Five-Star Stellar Hits
Ludacris' "What's Your Fantasy": "I had just started making beats, like in '98. That same year, we was making music together. I got good real fast. I was kinda the link that he needed without spending a whole bunch of money on great beats. I came right in. It worked out for me and him. To sum it up, it was God and timing. God placing us together making it happen. That was the last record we recorded for his independent album. I [originally] made the beat without the high hat. I made that for an intro for a whole 'nother beat. He liked the intro. He was like, 'I should make that.' He played it one time on the radio. I was cutting hair; I was a barber at the time. 'What's Your Fantasy' was #1 throughout the day. People I was cutting didn't even know I made the beat."
Kelis' "I'm Bossy": "It was the first R&B artist I worked with. That was a good look, because I had done just rap. ... 'I'm Bossy' gave me a look for the other stuff that producers in Atlanta aren't doing. I'm a standout in that sense, because I can do different things other producers can't do. I made it back in the day before Lloyd blew up and Ciara was Ciara. They was singing, battling for the beat. 'That's my beat! That's my beat!' It was crazy, because it wound up not being any one of their tracks. Mark Pitts at Jive navigated that record to Kelis. He believed in that track."
Lil Wayne's "A Milli": "When I made it, I knew it was an important track. I didn't know it was gonna be as big as it was. I knew it was for Wayne. I had plenty of people wanting to purchase the beat, but they wasn't worthy enough. Even if they was worthy, until I let Wayne hear it, I couldn't move to nobody else. I had that beat for two years, just holding it. If you look at my career from 'What's Your Fantasy' to 'A Milli,' it's kind of the same element of music. Four or five sounds in the beat. Simplicity. Those are the things I've learned since being in the industry."

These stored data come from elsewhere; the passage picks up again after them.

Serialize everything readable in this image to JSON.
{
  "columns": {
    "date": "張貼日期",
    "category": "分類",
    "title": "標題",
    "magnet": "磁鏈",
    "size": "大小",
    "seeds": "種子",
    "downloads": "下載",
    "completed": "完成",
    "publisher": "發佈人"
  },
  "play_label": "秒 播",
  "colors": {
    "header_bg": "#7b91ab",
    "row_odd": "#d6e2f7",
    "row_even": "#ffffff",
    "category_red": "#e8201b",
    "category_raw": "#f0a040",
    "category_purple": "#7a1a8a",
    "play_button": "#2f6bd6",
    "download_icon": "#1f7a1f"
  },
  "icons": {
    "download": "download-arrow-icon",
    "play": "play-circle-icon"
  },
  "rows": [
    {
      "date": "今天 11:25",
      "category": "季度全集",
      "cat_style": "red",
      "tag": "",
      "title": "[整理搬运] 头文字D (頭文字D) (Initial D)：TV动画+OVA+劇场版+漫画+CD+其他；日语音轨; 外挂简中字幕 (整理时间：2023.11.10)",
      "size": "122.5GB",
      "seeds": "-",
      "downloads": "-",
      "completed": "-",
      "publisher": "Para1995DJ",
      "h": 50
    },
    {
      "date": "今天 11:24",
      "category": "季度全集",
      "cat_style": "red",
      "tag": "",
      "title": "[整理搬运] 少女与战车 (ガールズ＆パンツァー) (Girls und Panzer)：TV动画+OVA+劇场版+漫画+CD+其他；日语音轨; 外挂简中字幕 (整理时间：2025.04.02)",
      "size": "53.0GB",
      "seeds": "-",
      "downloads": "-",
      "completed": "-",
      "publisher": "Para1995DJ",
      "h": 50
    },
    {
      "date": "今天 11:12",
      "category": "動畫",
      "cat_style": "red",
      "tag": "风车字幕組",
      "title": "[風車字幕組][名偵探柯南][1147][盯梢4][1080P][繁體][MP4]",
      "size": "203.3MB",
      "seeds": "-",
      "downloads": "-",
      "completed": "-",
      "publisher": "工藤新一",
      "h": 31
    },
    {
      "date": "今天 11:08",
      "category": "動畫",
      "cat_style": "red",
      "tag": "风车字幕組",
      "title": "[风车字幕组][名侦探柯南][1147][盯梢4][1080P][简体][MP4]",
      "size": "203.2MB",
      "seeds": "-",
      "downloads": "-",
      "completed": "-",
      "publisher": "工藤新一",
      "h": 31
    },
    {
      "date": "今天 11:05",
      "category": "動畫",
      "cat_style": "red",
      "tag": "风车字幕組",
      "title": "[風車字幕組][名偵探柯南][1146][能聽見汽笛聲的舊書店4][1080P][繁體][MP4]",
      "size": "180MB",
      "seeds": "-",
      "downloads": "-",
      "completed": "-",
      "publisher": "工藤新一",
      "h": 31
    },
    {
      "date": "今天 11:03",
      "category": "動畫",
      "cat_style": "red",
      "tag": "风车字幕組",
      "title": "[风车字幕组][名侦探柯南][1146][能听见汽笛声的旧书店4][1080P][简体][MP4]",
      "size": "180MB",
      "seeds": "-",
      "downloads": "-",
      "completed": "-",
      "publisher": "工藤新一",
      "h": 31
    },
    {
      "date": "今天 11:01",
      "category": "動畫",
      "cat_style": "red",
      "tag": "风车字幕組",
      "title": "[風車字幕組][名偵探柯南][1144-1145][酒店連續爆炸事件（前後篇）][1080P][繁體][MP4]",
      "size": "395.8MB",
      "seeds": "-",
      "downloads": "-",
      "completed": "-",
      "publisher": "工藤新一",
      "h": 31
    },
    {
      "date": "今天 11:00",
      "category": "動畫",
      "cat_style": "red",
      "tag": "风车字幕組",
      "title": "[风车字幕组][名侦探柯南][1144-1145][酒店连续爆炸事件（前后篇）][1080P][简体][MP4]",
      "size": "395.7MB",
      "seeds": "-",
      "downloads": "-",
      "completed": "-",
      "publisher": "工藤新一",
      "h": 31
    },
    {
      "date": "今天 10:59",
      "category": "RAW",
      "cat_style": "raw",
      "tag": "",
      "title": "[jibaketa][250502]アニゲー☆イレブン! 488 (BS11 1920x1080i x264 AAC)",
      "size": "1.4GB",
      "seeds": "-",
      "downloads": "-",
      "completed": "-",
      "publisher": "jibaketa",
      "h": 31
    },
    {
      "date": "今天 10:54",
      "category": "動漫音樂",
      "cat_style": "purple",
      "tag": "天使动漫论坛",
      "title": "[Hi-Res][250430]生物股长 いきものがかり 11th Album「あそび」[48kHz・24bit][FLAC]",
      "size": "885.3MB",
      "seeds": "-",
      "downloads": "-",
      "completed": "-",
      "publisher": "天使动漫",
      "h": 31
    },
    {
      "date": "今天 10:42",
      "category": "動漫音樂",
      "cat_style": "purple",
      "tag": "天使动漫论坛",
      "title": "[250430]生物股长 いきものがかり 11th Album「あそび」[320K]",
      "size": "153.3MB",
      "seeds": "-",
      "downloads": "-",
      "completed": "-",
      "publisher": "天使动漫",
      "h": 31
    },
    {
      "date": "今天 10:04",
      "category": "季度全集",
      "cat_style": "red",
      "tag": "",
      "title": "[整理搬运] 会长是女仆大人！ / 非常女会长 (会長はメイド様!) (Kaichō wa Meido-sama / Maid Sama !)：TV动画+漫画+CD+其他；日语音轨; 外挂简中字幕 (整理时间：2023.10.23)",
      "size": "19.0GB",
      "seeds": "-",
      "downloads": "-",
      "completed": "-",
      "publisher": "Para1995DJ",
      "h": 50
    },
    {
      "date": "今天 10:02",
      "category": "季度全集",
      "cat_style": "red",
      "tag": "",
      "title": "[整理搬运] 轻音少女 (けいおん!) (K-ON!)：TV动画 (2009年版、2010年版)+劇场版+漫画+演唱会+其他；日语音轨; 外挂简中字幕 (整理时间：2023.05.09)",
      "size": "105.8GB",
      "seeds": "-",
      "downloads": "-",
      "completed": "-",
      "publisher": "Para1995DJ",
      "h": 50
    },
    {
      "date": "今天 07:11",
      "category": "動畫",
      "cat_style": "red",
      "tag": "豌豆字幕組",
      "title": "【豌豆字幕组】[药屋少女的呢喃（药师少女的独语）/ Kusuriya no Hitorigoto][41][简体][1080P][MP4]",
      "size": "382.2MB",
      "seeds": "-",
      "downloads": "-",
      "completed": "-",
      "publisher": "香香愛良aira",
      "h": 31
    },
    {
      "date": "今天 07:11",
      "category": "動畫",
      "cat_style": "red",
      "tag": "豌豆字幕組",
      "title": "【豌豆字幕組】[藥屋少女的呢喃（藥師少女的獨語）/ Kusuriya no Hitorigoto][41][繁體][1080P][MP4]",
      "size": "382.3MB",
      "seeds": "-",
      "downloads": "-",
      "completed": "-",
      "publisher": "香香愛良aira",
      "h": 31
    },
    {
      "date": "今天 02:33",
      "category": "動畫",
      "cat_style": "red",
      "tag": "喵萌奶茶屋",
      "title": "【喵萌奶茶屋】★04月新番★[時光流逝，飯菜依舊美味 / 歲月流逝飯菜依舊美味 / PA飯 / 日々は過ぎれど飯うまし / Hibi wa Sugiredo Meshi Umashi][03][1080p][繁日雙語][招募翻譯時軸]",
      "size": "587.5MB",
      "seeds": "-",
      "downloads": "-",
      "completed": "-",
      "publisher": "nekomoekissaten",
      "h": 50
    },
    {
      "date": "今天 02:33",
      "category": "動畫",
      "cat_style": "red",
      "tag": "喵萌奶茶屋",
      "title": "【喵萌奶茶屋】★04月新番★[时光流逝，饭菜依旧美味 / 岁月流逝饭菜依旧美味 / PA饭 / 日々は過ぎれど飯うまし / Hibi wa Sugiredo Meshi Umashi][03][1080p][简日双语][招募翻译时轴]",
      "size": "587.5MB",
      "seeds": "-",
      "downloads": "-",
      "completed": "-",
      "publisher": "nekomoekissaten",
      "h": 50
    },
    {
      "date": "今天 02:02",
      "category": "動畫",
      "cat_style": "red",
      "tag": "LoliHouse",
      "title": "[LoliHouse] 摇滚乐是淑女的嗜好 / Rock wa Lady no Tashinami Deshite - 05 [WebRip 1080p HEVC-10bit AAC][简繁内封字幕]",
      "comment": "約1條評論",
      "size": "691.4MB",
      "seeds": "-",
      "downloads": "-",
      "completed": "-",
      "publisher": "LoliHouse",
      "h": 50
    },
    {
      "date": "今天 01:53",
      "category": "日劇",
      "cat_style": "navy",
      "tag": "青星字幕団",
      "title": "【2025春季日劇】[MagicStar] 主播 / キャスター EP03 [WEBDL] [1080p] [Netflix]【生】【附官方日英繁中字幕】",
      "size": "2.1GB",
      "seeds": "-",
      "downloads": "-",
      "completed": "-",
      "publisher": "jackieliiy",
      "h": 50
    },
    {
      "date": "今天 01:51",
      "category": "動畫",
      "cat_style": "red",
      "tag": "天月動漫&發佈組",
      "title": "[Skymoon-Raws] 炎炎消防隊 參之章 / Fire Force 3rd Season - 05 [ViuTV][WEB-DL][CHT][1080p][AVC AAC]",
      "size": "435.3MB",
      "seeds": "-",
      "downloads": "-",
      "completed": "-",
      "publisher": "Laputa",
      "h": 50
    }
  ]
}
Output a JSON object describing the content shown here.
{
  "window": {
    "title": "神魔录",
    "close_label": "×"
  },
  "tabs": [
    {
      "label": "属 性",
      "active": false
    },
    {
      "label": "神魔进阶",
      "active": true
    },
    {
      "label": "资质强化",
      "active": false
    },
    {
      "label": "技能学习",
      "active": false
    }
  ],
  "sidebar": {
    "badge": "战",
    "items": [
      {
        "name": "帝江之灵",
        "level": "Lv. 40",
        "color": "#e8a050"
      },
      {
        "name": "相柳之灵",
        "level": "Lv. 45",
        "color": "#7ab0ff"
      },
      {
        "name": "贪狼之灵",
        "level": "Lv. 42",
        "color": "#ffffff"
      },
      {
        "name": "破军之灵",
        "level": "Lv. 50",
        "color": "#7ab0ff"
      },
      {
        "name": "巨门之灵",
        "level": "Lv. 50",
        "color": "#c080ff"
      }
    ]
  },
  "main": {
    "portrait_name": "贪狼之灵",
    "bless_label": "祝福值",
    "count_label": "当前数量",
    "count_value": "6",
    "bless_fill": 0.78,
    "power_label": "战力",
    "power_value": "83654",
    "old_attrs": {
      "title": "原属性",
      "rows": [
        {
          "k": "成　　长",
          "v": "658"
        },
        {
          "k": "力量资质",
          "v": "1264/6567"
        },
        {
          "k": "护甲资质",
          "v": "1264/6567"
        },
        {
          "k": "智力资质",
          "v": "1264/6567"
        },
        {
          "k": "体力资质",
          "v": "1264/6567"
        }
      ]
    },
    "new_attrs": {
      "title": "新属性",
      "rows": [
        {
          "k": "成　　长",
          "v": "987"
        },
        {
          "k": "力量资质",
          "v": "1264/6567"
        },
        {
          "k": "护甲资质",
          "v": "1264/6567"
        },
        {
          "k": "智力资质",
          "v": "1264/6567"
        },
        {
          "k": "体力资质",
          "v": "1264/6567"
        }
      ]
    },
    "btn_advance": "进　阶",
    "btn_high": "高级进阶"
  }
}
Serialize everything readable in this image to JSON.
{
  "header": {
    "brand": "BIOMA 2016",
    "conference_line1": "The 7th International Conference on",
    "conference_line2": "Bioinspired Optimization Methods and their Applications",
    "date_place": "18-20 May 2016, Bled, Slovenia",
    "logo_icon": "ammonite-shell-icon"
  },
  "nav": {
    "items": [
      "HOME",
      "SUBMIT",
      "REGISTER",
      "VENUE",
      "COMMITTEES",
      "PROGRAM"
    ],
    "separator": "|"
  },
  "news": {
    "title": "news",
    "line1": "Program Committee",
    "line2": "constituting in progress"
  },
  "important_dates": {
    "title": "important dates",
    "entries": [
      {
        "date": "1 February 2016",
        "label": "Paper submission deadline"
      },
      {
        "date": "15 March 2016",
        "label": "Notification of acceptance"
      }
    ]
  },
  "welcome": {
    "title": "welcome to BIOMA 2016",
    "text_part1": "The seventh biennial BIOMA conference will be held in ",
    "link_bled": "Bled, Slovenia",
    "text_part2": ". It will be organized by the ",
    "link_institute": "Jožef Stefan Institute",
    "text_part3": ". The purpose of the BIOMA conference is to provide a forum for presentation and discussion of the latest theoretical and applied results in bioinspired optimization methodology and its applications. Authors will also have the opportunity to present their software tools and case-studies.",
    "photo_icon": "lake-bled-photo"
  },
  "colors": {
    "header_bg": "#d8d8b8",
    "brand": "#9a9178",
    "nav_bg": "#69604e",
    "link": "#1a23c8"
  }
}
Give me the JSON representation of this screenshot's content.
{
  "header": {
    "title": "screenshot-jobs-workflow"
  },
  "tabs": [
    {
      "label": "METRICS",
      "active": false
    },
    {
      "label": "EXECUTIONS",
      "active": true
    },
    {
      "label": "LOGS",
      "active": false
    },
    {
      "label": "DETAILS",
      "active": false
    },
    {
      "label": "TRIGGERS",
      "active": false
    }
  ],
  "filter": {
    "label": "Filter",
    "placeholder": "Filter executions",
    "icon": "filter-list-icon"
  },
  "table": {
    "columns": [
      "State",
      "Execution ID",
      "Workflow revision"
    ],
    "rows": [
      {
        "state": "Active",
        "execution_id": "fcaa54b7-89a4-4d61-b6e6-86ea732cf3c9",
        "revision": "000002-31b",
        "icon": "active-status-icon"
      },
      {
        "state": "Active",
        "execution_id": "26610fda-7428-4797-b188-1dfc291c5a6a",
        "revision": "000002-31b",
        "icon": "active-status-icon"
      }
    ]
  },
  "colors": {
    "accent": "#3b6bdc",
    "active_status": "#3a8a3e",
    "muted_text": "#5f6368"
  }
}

Beyoncé's "I'm a Diva" and Mario's "Break Up": "Keyshia Cole did something to the track at the same time Beyoncé did. I was gonna replace the Keyshia Cole track and go with the Beyoncé play. That's where 'Break Up' came about, because I made 'Break Up' out of that, trying to replace what [Keyshia] had. But Keyshia never responded. 'Break Up' came about because J. Records wanted some music like Beyoncé for Mario: 'Yo, gimme that Beyoncé sound.' So I gave it to Mario. Because of 'A Milli,' people were gravitating towards those beats. 'I'm a Diva' I originally was gonna put on a mixtape and put my female artist on it. But Beyoncé wanted it. So what I'mma say? 'That's not a real track'?"